Pela manhã, me lembrei do episódio e passei o dia pensando na linguagem que o poeta paraibano utilizou para compor seu livro, Eu e Outras Poesias. O único publicado em vida que, se analisado apenas por causa dos versos rimados e decassílabos, já representa um feito artístico e estético grandioso.
O vigor dos versos tecidos por Augusto dos Anjos põe fim às ilusões terrenas, pois sequestra o pensamento. Depois de enclausurada a imaginação do leitor fica refém e vai, a reboque, quer seja para além da podridão dos cemitérios, quer seja para além dos sêmens depositados nas vulvas das mulheres públicas. É impossível ler o Eu e Outras poesias e não ser inundado por sensações atribuladas, asquerosas e melancólicas.

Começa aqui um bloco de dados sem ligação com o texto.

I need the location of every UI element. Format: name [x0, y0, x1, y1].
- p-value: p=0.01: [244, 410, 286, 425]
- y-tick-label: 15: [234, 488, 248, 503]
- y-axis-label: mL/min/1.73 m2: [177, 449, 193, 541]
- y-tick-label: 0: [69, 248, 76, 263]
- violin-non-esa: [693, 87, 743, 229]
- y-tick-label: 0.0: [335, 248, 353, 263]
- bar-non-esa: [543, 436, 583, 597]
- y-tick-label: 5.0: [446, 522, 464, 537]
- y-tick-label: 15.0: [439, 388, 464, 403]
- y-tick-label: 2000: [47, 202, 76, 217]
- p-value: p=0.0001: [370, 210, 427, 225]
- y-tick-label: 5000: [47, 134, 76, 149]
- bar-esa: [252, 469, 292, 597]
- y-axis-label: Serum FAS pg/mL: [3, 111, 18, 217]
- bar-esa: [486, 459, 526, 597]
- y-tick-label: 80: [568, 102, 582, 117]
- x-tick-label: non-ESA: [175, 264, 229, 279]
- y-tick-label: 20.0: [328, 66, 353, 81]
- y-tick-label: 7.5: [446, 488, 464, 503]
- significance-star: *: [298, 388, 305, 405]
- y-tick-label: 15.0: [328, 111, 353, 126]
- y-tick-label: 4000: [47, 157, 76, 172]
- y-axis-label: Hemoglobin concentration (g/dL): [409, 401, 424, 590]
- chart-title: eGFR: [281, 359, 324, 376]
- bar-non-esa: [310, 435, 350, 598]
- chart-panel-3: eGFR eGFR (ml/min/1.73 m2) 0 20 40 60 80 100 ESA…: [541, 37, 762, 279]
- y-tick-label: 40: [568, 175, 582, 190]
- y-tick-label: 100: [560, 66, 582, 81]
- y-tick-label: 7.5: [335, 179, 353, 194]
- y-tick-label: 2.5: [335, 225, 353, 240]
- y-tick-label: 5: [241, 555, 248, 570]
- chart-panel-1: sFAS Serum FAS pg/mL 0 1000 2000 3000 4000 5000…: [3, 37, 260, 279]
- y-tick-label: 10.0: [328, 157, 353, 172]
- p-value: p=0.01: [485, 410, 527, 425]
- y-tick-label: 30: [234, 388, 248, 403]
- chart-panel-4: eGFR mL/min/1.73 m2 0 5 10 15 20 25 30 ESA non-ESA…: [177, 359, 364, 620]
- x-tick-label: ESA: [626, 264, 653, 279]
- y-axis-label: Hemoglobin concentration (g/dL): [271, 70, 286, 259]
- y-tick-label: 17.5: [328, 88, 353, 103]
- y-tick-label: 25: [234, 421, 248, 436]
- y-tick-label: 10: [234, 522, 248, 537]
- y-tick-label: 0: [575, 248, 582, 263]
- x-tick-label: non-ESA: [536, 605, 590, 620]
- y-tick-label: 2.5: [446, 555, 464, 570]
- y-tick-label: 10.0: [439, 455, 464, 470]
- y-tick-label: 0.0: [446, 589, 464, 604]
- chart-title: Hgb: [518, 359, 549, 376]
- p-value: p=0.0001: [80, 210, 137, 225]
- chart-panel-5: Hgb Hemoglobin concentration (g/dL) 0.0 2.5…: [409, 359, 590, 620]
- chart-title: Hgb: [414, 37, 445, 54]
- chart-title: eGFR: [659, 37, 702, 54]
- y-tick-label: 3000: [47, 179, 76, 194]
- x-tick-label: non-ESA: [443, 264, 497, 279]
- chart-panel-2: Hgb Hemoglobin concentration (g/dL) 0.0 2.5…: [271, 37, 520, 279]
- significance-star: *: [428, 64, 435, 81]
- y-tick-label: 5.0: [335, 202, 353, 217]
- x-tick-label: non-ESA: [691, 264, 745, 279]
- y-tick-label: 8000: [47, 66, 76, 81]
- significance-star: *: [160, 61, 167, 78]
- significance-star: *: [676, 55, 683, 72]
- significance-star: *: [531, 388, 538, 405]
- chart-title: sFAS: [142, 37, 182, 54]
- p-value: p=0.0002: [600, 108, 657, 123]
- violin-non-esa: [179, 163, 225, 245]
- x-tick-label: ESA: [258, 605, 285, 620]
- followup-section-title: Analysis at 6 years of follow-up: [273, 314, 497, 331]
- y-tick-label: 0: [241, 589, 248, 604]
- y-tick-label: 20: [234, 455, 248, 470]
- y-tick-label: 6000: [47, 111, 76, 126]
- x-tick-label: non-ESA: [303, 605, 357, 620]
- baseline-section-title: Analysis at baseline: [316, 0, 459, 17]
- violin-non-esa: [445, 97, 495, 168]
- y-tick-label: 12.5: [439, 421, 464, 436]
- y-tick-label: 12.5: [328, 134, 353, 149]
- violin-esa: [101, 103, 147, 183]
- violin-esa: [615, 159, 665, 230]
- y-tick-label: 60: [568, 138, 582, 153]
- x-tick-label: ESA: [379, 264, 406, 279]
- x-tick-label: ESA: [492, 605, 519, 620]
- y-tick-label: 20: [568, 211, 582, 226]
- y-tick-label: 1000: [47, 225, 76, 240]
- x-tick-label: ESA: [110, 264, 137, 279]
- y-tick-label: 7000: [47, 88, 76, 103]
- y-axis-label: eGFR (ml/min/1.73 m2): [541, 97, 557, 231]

Não fico admirado se, de repente, alguns visitantes do mundo sombrio construído pelo cientificismo, naturalismo e lirismo de Augusto Carvalho Rodrigues dos Anjos regressarem chocados por causa da condição humana limitada, finita e frágil demais.
Na obra do poeta “Filho do carbono e do amoníaco”, a acumulação de bens, proezas sexuais, consumo de cultura, mudanças nas estações do ano e muitas outras coisas estão ligadas ao espetáculo do horror, direcionadas para uma realidade apavorante e atreladas ao futuro. E o futuro, para qualquer vivente… É a morte.